Las horas pasan. Un hermoso reloj imitación a escala de aquellos que habitaron en las viejas estaciones de tren marca las seis de la mañana. Llegan los que han decidido salirse de la fiesta “vete tú a saber lo que han pagado” para vagabundear por cualquier sitio y encontrar cualquier sitio que es este. Chaqués, vestidos de fiesta de chino gran centro comercial, zapatos de gran tacón, alegría bien peinada y amabilidad a la hora de acercarse a la barra. Camilo baila tranquilo unos pasos más atrás mientras contempla a un tipo de dos metros de altura y de envergadura importante que acaba de entrar. Parece un enorme bisonte, un bisonte calvo inofensivo que pronuncia más su cerviz con una bufanda listada de colores. Nada más entrar ha girado su cabeza a ambos lados. Mira a todo el mundo a través de sus diminutas gafas de cirujano mientras avanza entre los grupos de personas que o bailan o conversan. Todo el mundo parece ignorarle. Se pierde en el fondo del garito y al rato vuelve con la misma actitud. Se queda un rato contemplando el vacío. Se marcha.

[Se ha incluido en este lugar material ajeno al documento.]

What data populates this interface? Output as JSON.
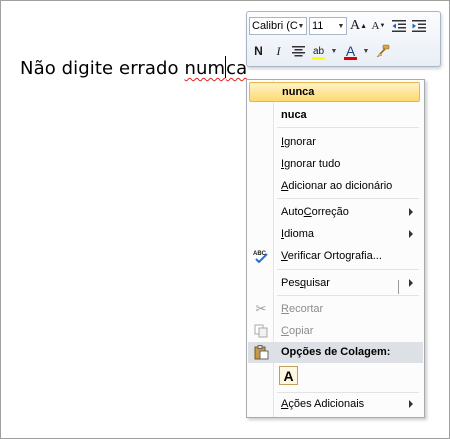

Entre una puerta y otra de la salida del garito, Camilo se detiene para fijarse en un curioso cartel que habla del descanso de los vecinos, un pequeño cartel que muestra una manifestación de obreros de principios de siglo XX de EE.UU donde se ha eliminado en las pancartas el mensaje original y se ha sustituido por otro acorde a la intención que tiene ahora, que no es otra que, al salir, no se le dé la paliza a los que duermen. Los obreros se han sustituido, gracias al mensaje, en vecinos del barrio. ¿Habrán desaparecido las clases?
Cuando llega a la plaza escucha el aullido de alguien. No sabe de qué lugar proviene pero poco después, al girarse hacia la izquierda, ve al enorme bisonte cómo habla por el móvil gritando algo que no alcanza a comprender. Camilo no sabe si seguir su camino. Mientras duda, el bisonte se dirige corriendo de cabeza hacia el muro de hormigón que tiene delante apenas a unos metros. Un instante antes de impactar se detiene y arroja con rabia el móvil al suelo. El móvil estalla en mil pedazos pero el hombre-bisonte lo recoge de nuevo, agachándose, con el deseo de volverse a comunicar. Camilo sigue adelante e intenta imaginar el por qué de aquel delirio.
A la mañana siguiente, Camilo se asoma a la terraza y percibe un olor a chamusquina dulce, un olor parecido al que se produce en la metalurgia al soldar. Le viene a la cabeza que el año pasado se está soldando con este y que no será tan distinto; no, no será muy diferente del anterior.